Pelo exposto, não se toma conhecimento dos restantes vícios imputados pelas Requerentes.”
O entendimento vertido nas doutas decisões citadas, que inteiramente se subscreve, tem sido o adotado maioritariamente pela jurisprudência arbitral[2].
Nesta linha, também aqui se conclui que a autoliquidação objeto do processo e a decisão de indeferimento do pedido de revisão oficiosa que a confirmou, enfermam de vício de violação de lei por erro de interpretação e aplicação do artigo 87.º-A do CIRC e dos artigos 2.º do Decreto Legislativo Regional n.º 21/2016/A, de 17 de Outubro, e 4.º do Decreto Legislativo Regional n.º 14/2010/M de 5 de agosto, nas redações do Decreto Legislativo Regional n.º 5-A/2014/M, de 23 de Julho, e 18/2020/M, de 31 de Dezembro, bem como do artigo 26.º da Lei das Finanças das Regiões Autónomas (Lei Orgânica n.º 2/2013, de 2 de setembro), à luz da al. i), do nº 1, do art. 227º da Constituição da República Portuguesa, do que decorre a procedência da pretensão de anulação parcial da autoliquidação e a anulação da decisão do pedido de revisão oficiosa, ficando prejudicado, por inútil, o conhecimento dos restantes vícios que lhes são imputados pela Requerente.
12.Pedidos de restituição do imposto e juros indemnizatórios
Pedido de restituição
As Requerentes pedem, ainda, a “condenação da Requerida na restituição do montante legalmente devido, acrescido de juros indemnizatórios vencidos e vincendos”.
Acontece que não se provou o pagamento do imposto em questão, nem sequer, como supra se notou, tal pagamento foi alegado pelas Requerentes.
Como se refere na decisão arbitral proferida no processo 805/2023-T “Na falta de prova de pagamentos, não pode proceder o pedido de reembolso, sem prejuízo de o direito a reembolso dever ser considerado em execução do presente acórdão.”
Termos em que, improcede este pedido das Requerentes, sem prejuízo do art. 100º da Lei Geral Tributária e da eventual consideração desta pretensão em execução do presente acórdão.
Pedido de juros indemnizatórios
Dispõe o nº 1 do art. 43º da Lei Geral Tributária que “São devidos juros indemnizatórios quando se determine, em reclamação graciosa ou impugnação judicial, que houve erro imputável aos serviços de que resulte pagamento da dívida tributária em montante superior ao legalmente devido.”
Como é bom de ver, e resulta desta norma, o direito a juros indemnizatórios está dependente do facto do imposto ter sido pago.

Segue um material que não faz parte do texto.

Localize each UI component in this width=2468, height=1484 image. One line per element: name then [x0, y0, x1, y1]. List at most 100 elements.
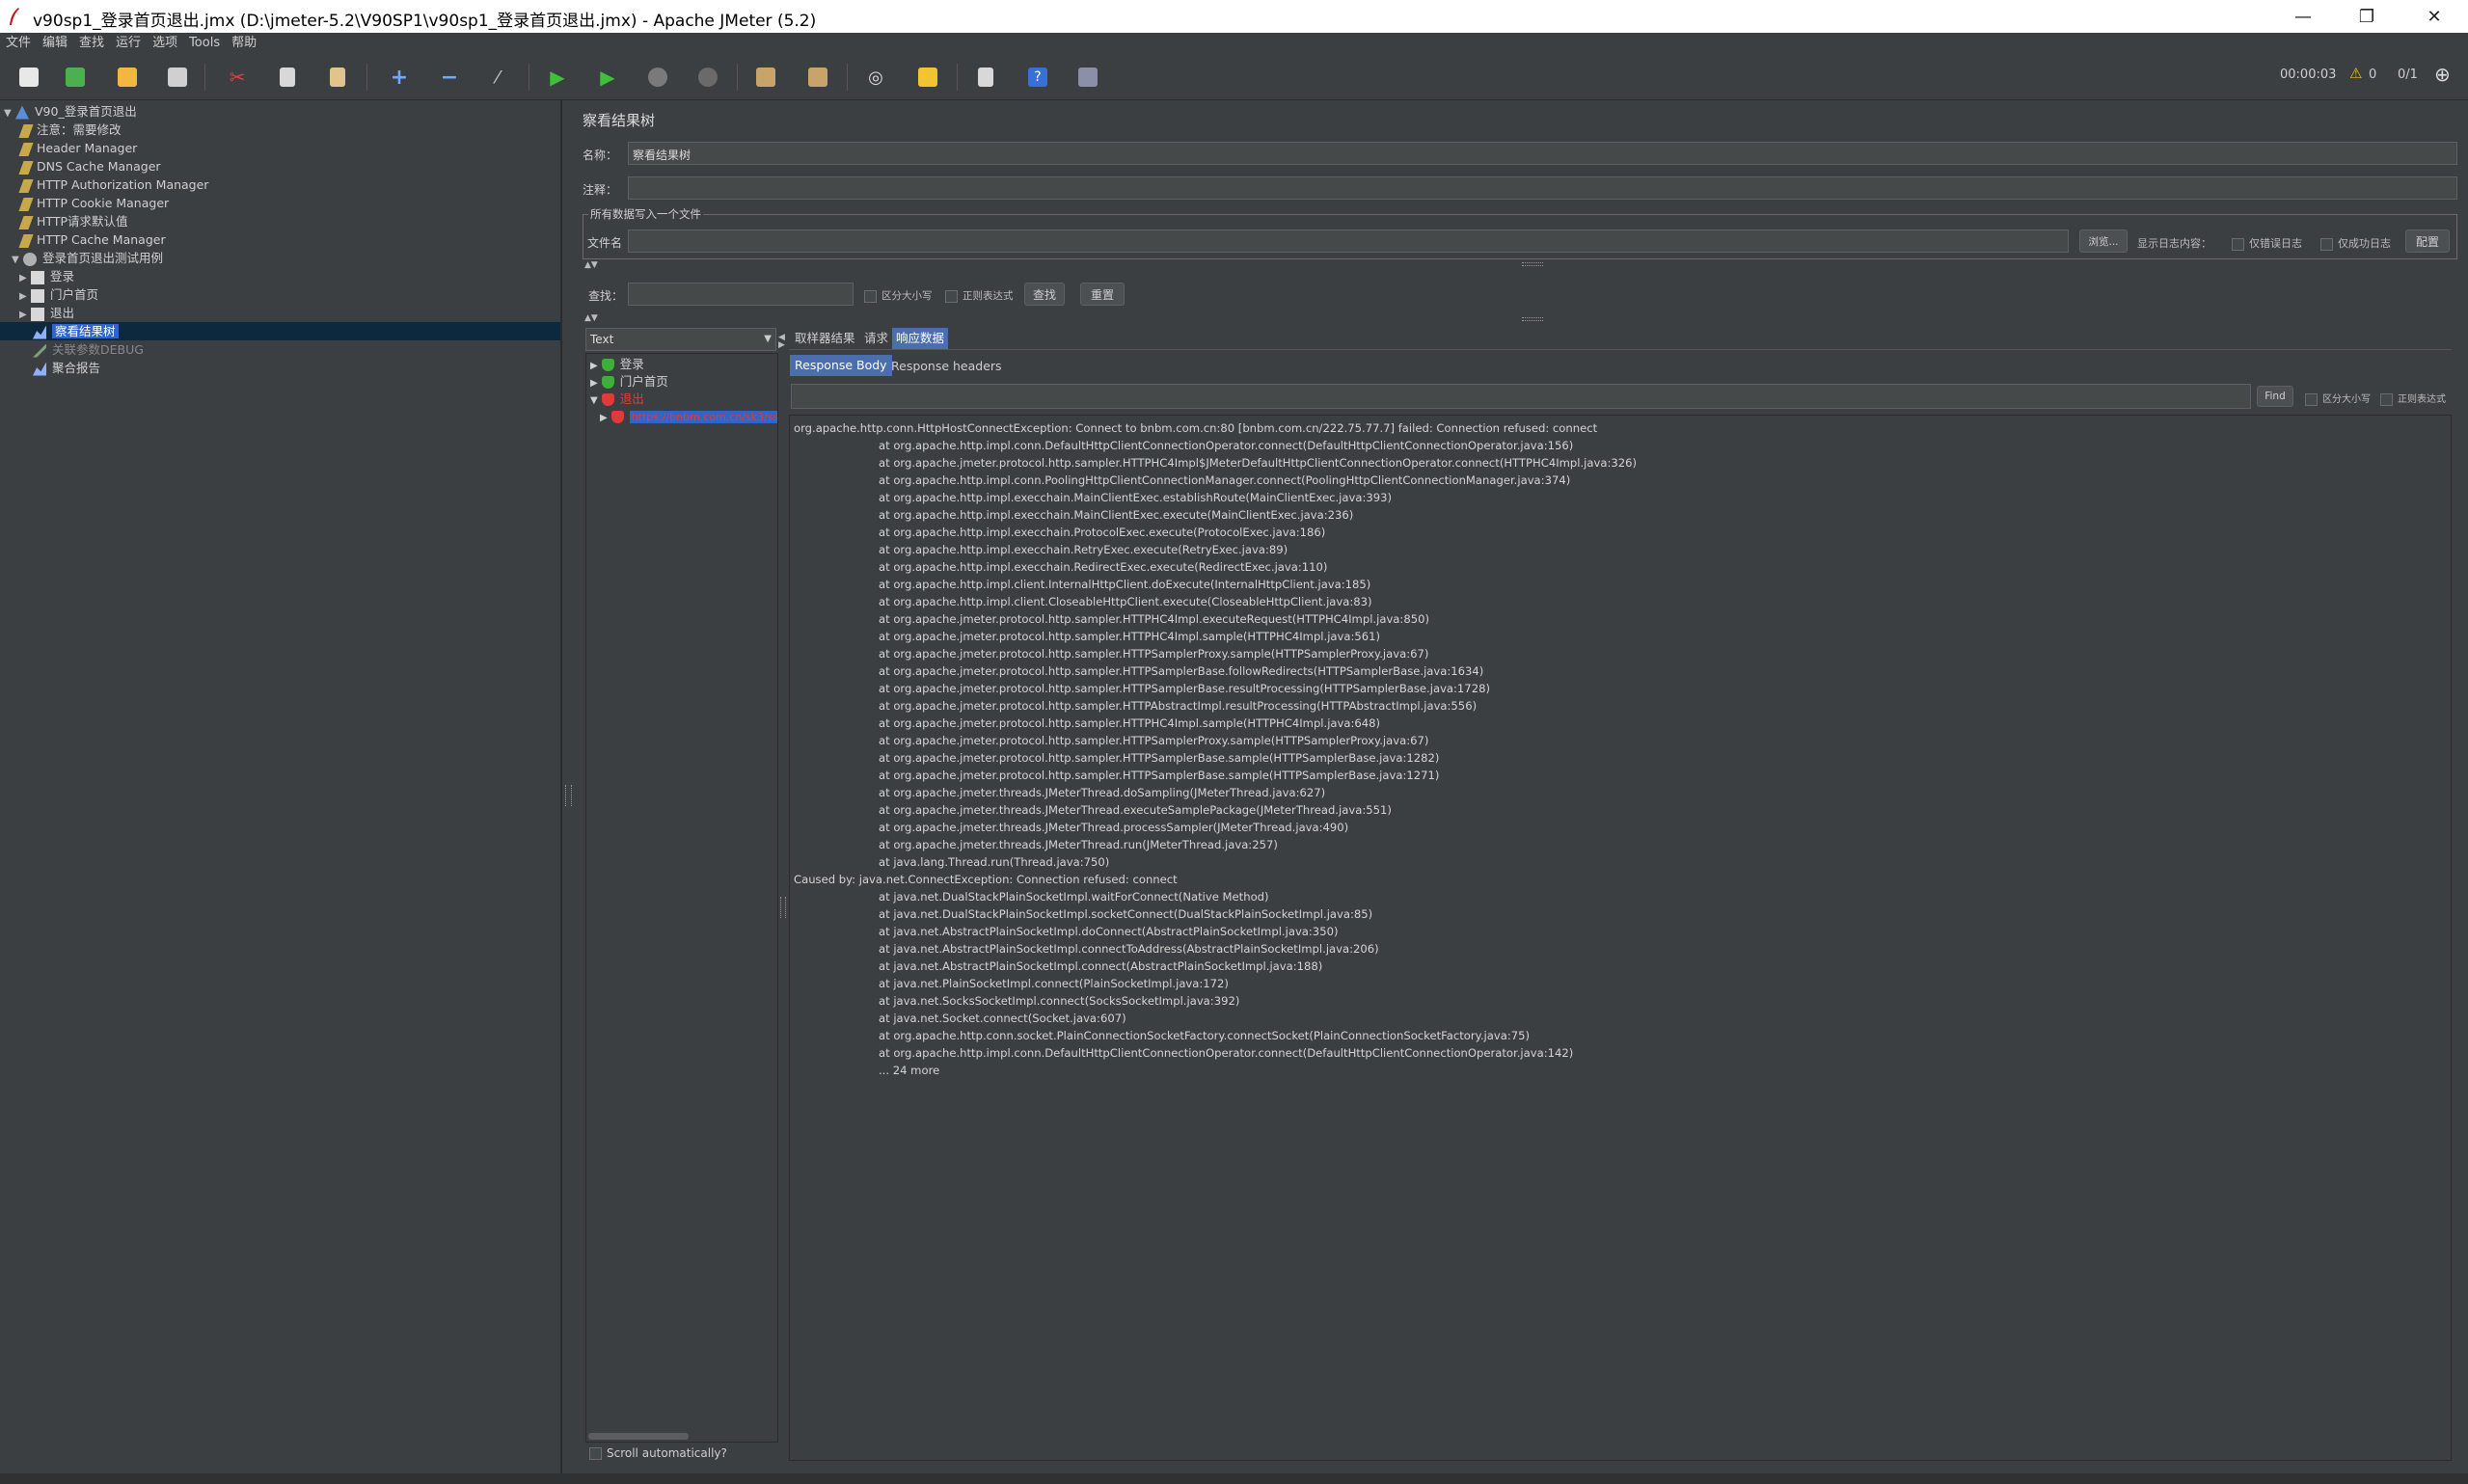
response-regex-checkbox[interactable]: [2380, 392, 2393, 406]
chevron-down-icon[interactable]: ▼: [764, 334, 772, 344]
clear-button[interactable]: [748, 62, 783, 93]
tree-item-note[interactable]: 注意：需要修改: [18, 121, 122, 139]
shutdown-button[interactable]: [691, 62, 725, 93]
results-splitter[interactable]: ◀ ▶: [778, 328, 788, 1461]
menu-edit[interactable]: 编辑: [37, 33, 73, 54]
copy-button[interactable]: [270, 62, 305, 93]
tab-response-headers[interactable]: Response headers: [887, 356, 1006, 377]
case-sensitive-option[interactable]: 区分大小写: [864, 288, 933, 303]
scroll-automatically-option[interactable]: Scroll automatically?: [589, 1446, 727, 1460]
tree-item-http-request-defaults[interactable]: HTTP请求默认值: [18, 212, 128, 230]
file-group-label: 所有数据写入一个文件: [588, 206, 703, 222]
paste-button[interactable]: [320, 62, 355, 93]
regex-checkbox[interactable]: [945, 289, 958, 303]
tree-item-dns-cache-manager[interactable]: DNS Cache Manager: [18, 157, 161, 175]
chevron-down-icon[interactable]: ▼: [590, 395, 598, 406]
globe-icon[interactable]: ⊕: [2434, 63, 2451, 86]
configure-button[interactable]: 配置: [2405, 229, 2450, 253]
chevron-down-icon[interactable]: ▼: [4, 104, 15, 122]
templates-button[interactable]: [58, 62, 93, 93]
response-line: org.apache.http.conn.HttpHostConnectExce…: [794, 421, 1598, 435]
collapse-arrows-icon[interactable]: ◀ ▶: [778, 334, 785, 350]
menu-search[interactable]: 查找: [73, 33, 110, 54]
tree-item-view-results-tree[interactable]: 察看结果树: [0, 322, 560, 340]
splitter-grip-icon[interactable]: [1522, 317, 1543, 321]
response-find-button[interactable]: Find: [2257, 386, 2293, 407]
errors-only-option[interactable]: 仅错误日志: [2232, 235, 2302, 251]
browse-button[interactable]: 浏览...: [2079, 229, 2128, 253]
renderer-select[interactable]: Text ▼: [585, 328, 776, 351]
find-button[interactable]: 查找: [1024, 283, 1065, 306]
main-splitter[interactable]: [561, 100, 574, 1473]
close-window-button[interactable]: ✕: [2402, 0, 2466, 33]
cut-button[interactable]: ✂: [220, 62, 255, 93]
remote-button[interactable]: [1071, 62, 1105, 93]
chevron-right-icon[interactable]: ▶: [590, 378, 598, 389]
tree-item-http-cache-manager[interactable]: HTTP Cache Manager: [18, 230, 166, 249]
success-only-checkbox[interactable]: [2320, 237, 2333, 251]
response-case-checkbox[interactable]: [2305, 392, 2318, 406]
tab-response-body[interactable]: Response Body: [790, 355, 892, 376]
splitter-grip-icon[interactable]: [1522, 262, 1543, 266]
reset-button[interactable]: 重置: [1080, 283, 1125, 306]
sample-row-login[interactable]: ▶ 登录: [590, 356, 644, 373]
success-only-option[interactable]: 仅成功日志: [2320, 235, 2391, 251]
tree-item-header-manager[interactable]: Header Manager: [18, 139, 137, 157]
tab-sampler-result[interactable]: 取样器结果: [791, 328, 859, 349]
response-find-input[interactable]: [791, 384, 2251, 409]
collapse-arrows-icon[interactable]: ▲▼: [584, 313, 598, 323]
regex-option[interactable]: 正则表达式: [945, 288, 1014, 303]
menu-help[interactable]: 帮助: [226, 33, 262, 54]
collapse-all-button[interactable]: −: [432, 62, 467, 93]
tree-item-http-cookie-manager[interactable]: HTTP Cookie Manager: [18, 194, 169, 212]
scroll-automatically-checkbox[interactable]: [589, 1447, 602, 1460]
search-button[interactable]: ◎: [858, 62, 893, 93]
tree-item-http-authorization-manager[interactable]: HTTP Authorization Manager: [18, 175, 208, 194]
tree-item-logout[interactable]: ▶ 退出: [19, 304, 74, 322]
name-field[interactable]: 察看结果树: [628, 142, 2457, 165]
tab-request[interactable]: 请求: [860, 328, 892, 349]
new-button[interactable]: [12, 62, 46, 93]
collapse-arrows-icon[interactable]: ▲▼: [584, 260, 598, 270]
case-sensitive-checkbox[interactable]: [864, 289, 877, 303]
tree-item-debug-disabled[interactable]: 关联参数DEBUG: [33, 340, 144, 359]
menu-options[interactable]: 选项: [147, 33, 183, 54]
tree-item-testplan[interactable]: ▼ V90_登录首页退出: [4, 102, 137, 121]
menu-file[interactable]: 文件: [0, 33, 37, 54]
response-line: at java.net.SocksSocketImpl.connect(Sock…: [879, 994, 1240, 1008]
tab-response-data[interactable]: 响应数据: [892, 328, 949, 349]
chevron-right-icon[interactable]: ▶: [590, 361, 598, 371]
start-no-pauses-button[interactable]: ▶: [590, 62, 625, 93]
clear-all-button[interactable]: [800, 62, 835, 93]
expand-all-button[interactable]: +: [382, 62, 417, 93]
sample-row-redirect-url[interactable]: ▶ https://bnbm.com.cn/sk3/sso: [600, 408, 777, 425]
open-button[interactable]: [110, 62, 145, 93]
reset-search-button[interactable]: [910, 62, 945, 93]
sample-row-logout[interactable]: ▼ 退出: [590, 391, 644, 408]
horizontal-scrollbar[interactable]: [588, 1433, 689, 1440]
sample-row-portal-home[interactable]: ▶ 门户首页: [590, 373, 668, 391]
function-helper-button[interactable]: [968, 62, 1003, 93]
tree-item-portal-home[interactable]: ▶ 门户首页: [19, 285, 98, 304]
response-case-option[interactable]: 区分大小写: [2305, 391, 2371, 406]
warning-icon[interactable]: ⚠: [2349, 65, 2362, 82]
search-input[interactable]: [628, 283, 854, 306]
response-regex-option[interactable]: 正则表达式: [2380, 391, 2446, 406]
tree-item-aggregate-report[interactable]: 聚合报告: [33, 359, 100, 377]
filename-field[interactable]: [628, 229, 2069, 253]
start-button[interactable]: ▶: [540, 62, 575, 93]
save-button[interactable]: [160, 62, 195, 93]
maximize-button[interactable]: ❐: [2335, 0, 2399, 33]
help-button[interactable]: ?: [1020, 62, 1055, 93]
minimize-button[interactable]: —: [2271, 0, 2335, 33]
comment-field[interactable]: [628, 176, 2457, 200]
response-body-text[interactable]: org.apache.http.conn.HttpHostConnectExce…: [789, 415, 2452, 1461]
errors-only-checkbox[interactable]: [2232, 237, 2244, 251]
tree-item-login[interactable]: ▶ 登录: [19, 267, 74, 285]
toggle-button[interactable]: ⁄: [480, 62, 515, 93]
stop-button[interactable]: [640, 62, 675, 93]
menu-run[interactable]: 运行: [110, 33, 147, 54]
menu-tools[interactable]: Tools: [183, 33, 226, 54]
tree-item-thread-group[interactable]: ▼ 登录首页退出测试用例: [12, 249, 163, 267]
chevron-right-icon[interactable]: ▶: [600, 413, 608, 423]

Não tendo tal pagamento resultado provado, improcede igualmente este pedido, também sem prejuízo do art. 100º da Lei Geral Tributária e, se for o caso, da consideração desta pretensão em execução do presente acórdão.
-IV- Decisão
Assim, decide o Tribunal arbitral:
-
Julgar procedente o pedido de pronúncia arbitral quanto ao pedido de anulação e, em consequência, anular parcialmente a autoliquidação de IRC objeto do processo, no que respeita ao montante de 109.232,07 € (cento e nove mil, duzentos e trinta e dois euros e sete cêntimos).
-
Anular a decisão de indeferimento do pedido de revisão oficiosa.
-
Julgar improcedentes os pedidos de reembolso de imposto e de juros indemnizatórios.
Valor da ação: € 109.232,07 (cento e nove mil, duzentos e trinta e dois euros e sete cêntimos) nos termos do disposto no art. 306º, n.º 2, do CPC e 97.º-A, n.º 1, alínea a), do CPPT e 3.º, n.º 2, do Regulamento de Custas nos Processos de Arbitragem.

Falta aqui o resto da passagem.